Contributors

Saturday, September 14, 2013

Still Stagnate

Emmanuel Saez from UC Berkeley has released his latest report on inequality and it reminds me that I need to finish off my last three installments of Joseph Stiglitz. I'll have Part Eight up sometime next week, perfectly timed as well as the title of that chapter is "The Battle of the Budget."

Saez's latest report has quite a bit of useful information, including...

Top 1% incomes grew by 31.4% while bottom 99% incomes grew only by 0.4% from 2009 to 2012. Hence, the top 1% captured 95% of the income gains in the first three years of the recovery. From 2009 to 2010, top 1% grew fast and then stagnated from 2010 to 2011. Bottom 99% stagnated both from 2009 to 2010 and from 2010 to 2011. In 2012, top 1% incomes increased sharply by 19.6% while bottom 99% incomes grew only by 1.0%. 

So, what does all this mean?

Top 1% incomes are close to full recovery while bottom 99% incomes have hardly started to recover. 

Shocking, I know:)

Saez notes that after the Great Depression, there were policy changes that reduced this income concentration. Today, however, there have been none. Again, I'm shocked.

On page seven, the data shows that during the Clinton administration, the wealthy did quite well, increasing their income by 98 percent! Yet, so did the 99 percent, who saw their income increase by 20 percent. Now, take a look at the Bush Years. It's apparent that the policy changes under his administration favored the wealthy and even then, underperfomed compared to Bill Clinton. The collapse of 2008 seems to have permanently stagnated the income of 99 percent of Americans.

We simply can't have an economy like this. Two thirds of our economy is consumer spending and there just aren't enough people spending. They don't have any extra money.

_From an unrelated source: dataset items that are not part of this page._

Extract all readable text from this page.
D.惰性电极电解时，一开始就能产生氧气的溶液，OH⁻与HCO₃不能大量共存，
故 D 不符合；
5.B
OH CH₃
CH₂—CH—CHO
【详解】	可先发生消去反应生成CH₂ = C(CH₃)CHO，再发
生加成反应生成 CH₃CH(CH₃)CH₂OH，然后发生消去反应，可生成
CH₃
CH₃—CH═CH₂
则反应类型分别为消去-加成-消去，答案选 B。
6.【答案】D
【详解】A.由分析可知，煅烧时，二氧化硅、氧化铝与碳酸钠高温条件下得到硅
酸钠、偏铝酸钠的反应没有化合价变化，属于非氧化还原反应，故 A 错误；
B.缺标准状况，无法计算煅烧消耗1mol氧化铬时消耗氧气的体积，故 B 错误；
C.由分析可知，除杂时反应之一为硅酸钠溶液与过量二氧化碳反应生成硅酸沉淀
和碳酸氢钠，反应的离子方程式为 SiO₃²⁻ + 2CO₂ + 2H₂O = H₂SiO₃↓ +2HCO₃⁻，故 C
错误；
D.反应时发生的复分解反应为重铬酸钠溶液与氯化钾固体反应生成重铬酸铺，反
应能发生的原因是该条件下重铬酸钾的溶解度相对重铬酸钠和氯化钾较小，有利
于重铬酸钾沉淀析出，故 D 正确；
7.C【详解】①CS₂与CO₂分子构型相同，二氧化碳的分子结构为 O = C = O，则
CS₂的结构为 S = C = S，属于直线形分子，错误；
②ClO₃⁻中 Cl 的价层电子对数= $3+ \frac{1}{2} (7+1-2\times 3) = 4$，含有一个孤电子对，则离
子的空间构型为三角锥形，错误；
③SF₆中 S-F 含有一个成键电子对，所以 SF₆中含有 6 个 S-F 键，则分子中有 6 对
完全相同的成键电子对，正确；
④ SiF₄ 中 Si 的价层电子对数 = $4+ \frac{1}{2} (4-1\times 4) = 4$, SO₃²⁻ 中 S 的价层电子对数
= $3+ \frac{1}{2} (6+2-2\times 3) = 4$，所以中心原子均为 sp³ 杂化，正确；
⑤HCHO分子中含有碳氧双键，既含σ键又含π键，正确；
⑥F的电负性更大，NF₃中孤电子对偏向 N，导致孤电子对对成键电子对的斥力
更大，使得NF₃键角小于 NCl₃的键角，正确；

So, what do we do now? Well, any policy changes are going to be nearly impossible to pass with the Republicans hell bent on the president failing. They certainly don't want any successes on his watch as that would really drive home the contrast between the utter failure of George W. Bush and any potential gains under Barack Obama. In fact, our economy is doing mildly better and that's just about all they can tolerate as they still have to have something negative to caterwaul about.

In some ways, I hope that we elect a moderate Republican so he or she can do all the things that Barack Obama was not allowed to do because of adolescent temper tantrums.

5 comments:

Juris Imprudent said...

You should pay very close attention to California over the next 3 to 4 years. CA has the most progressive income tax in the country. If that doesn't help inequality here, what makes you think it will help nationally?

Nikto said...

Because the tax structure under Eisenhower was much more like what Mark is suggesting, and the middle class did very well.

We've tried low taxes on the wealthy in the past, and it's always resulted in inequality, stagnation and ultimately economic collapse.

GuardDuck said...

And as Mark is repeatedly told, but ignores: In an economy where every other competitor has been bombed to ruin or indebted to you taxing the hell out of yourself can work - because you are so 'profitable'. Comparing post WWII economic examples to now is apples to oranges.

Juris Imprudent said...

Because the tax structure under Eisenhower was much more like what Mark is suggesting, and the middle class did very well.

Again failing to draw cause and effect, progressives are cargo-cultists - believing that if they can properly align the symbols of power, the results (that they never understood in the first place) can be replicated.

During the Eisenhower Administration, the U.S. was the only industrial economy in the world untouched by the war. The prosperity of the early post War was not caused by U.S. tax policy. Never mind the irony of the Kennedy tax cut.

You aren't getting the 50s back no matter how nostalgic you are for them. This is something that even M has figured out - as painful as it was for him to learn.

Larry said...

Not to mention the multitudes of tax shelters and loopholes that made the top tax rates almost entirely theoretical back then. But that's okay, it's the intentions that count for progtards, not the results.